После войны мама и папа первое время жили в Новороссийске, где и родился мой старший брат Владислав, а потом переехали в Киев, где родился мой средний брат Валерий, а потом я. Отец до последних дней проработал в ремонтных мастерских Киевского округа, и у него была фактически одна запись в трудовой книжке; зарабатывал немало по тем временам, но это были деньги, которые делились на пятерых и, деньги, на которые, практически, ничего нельзя было купить. Мама не работала, а растила нас троих братьев, как потом они шутили: двух умных, а одного из института физкультуры. Отец был мастером золотые руки, за все, что он брался – выполнял на профессиональном высоком уровне, я даже не мог сосчитать количество профессий, которыми он владел: сапожник, слесарь наивысшего разряда, стекольщик, парикмахер, токарь, фрезеровщик, столяр, плотник, жестянщик, печник, каменщик, сантехник и пр… На работе отец план выполнял на 250 – 300%. Количество его похвальных грамот, которыми откупались правящие органы от ударников, было неисчислимо… А когда я по детской наивности предположил, что нормы были заниженные, отец засмеялся и сказал, что если их делать по нему, то никто бы в жизни в мастерских не выполнил бы план на 30 %. Жили мы очень бедно в маленькой однокомнатной полуподвальной комнатухе в общей квартире в Лавре. Однажды к нам на лето приехала из Ленинграда бабушка, я очень ее боялся, такой строгой она мне казалась. Бабушка прожила до 96 лет и умерла в Ленинграде.

Мама была малограмотной, но великой энергии, Львом по Знаку Зодиака, умевшей добиваться поставленной цели. Например, когда стало невыносимо жить впятером в маленькой комнатке, мама пробилась в Совет Министров на прием к министру, и нам дали две комнаты в общей квартире на углу Крещатика и ул. Кирова (ныне Грушевского). До сих помню огромный совминовский кабинет сталинского типа, ковровые дорожки, огромный стол министра и я – маленький 4-х летний человечек, потерявшийся в казенном неуютном помещении… Мама была прекрасным психологом, раскусывающим наши хитрости еще до того, как мы начинали их воплощать.
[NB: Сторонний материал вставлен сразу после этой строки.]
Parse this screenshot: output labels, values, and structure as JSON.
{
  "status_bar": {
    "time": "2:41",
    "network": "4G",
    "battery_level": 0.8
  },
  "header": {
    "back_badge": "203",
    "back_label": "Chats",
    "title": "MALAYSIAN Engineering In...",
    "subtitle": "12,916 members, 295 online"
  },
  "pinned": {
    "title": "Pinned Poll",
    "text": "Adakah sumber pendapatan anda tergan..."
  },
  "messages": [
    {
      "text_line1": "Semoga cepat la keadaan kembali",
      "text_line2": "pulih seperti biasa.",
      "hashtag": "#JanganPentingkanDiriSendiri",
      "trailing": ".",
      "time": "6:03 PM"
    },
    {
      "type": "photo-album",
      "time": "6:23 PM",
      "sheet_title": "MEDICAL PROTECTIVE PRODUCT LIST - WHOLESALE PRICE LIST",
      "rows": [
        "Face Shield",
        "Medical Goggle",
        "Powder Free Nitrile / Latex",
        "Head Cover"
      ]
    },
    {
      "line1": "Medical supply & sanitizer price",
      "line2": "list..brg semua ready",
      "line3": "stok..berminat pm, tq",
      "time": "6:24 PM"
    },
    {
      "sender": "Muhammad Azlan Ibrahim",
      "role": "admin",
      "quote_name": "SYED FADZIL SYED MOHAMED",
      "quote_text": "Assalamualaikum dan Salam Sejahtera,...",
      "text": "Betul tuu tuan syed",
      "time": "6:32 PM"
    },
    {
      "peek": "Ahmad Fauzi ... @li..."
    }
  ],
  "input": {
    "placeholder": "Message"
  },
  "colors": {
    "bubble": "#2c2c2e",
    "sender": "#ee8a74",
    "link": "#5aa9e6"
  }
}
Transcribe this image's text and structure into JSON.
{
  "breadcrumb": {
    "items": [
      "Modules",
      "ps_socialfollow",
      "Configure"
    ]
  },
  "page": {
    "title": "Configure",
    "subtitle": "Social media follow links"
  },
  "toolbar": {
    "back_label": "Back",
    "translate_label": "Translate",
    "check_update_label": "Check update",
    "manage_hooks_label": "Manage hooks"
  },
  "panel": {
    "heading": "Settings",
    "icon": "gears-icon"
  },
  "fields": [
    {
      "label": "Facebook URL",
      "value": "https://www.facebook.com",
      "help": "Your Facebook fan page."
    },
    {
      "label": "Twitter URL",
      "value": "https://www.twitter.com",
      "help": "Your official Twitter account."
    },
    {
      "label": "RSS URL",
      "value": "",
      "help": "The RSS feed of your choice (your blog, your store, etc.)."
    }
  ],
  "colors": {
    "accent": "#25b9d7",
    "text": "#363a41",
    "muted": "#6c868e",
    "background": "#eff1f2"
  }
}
Даже позже, когда мы братья шли драться, на «разборки», как сейчас говорят, она была на месте раньше нас за полчаса и ждала, чтобы дать нам чертей.


После того как мы получили квартиру в центре Киева, наш мир намного расширился, и я начал осваивать в первую очередь Крещатик, пл. Сталина (ныне Европейская), пл. Калинина (ныне Майдан Незалежности), красивый Мариинский парк с его склонами и территорию бывшей «усадьбы Меринга». Просто не верится, что в самом центре Киева, возле Крещатика, в широкой долине между склонами Институтской, Банковой и Лютеранской улиц, находилась утопавшая в зелени огромная усадьба профессора университета св. Владимира, медика Ф. Ф. Меринга. Киевляне любили его, он лечил и знать, и бедноту, не беря с последней ни копейки.

Особенно была уютна пл. Калинина (Майдан) до ее печальной реконструкции, на которой пели соловьи ночью возле фонтана в цветущей сирени и всю ночь целовались влюбленные. Но самое главное достоинство: красота Киева, его энергетика, в которой мы росли, воспринималось нами, как само собой разумеется, и, когда кто-то говорил, что Киев - красивый город, мы не понимали: А что, может быть как-то по другому?
Уже после многих перепланировок Киева, я оценил его вековую красоту и  много лет спустя я вылил свои чувства и любовь к Киеву в стихотворении:

..........................................А в Киеве каштаны зацвели,
..........................................душистым стал небесный батик…
..........................................И алые рассветы-корабли,
..........................................вплывают в радостный Крещатик….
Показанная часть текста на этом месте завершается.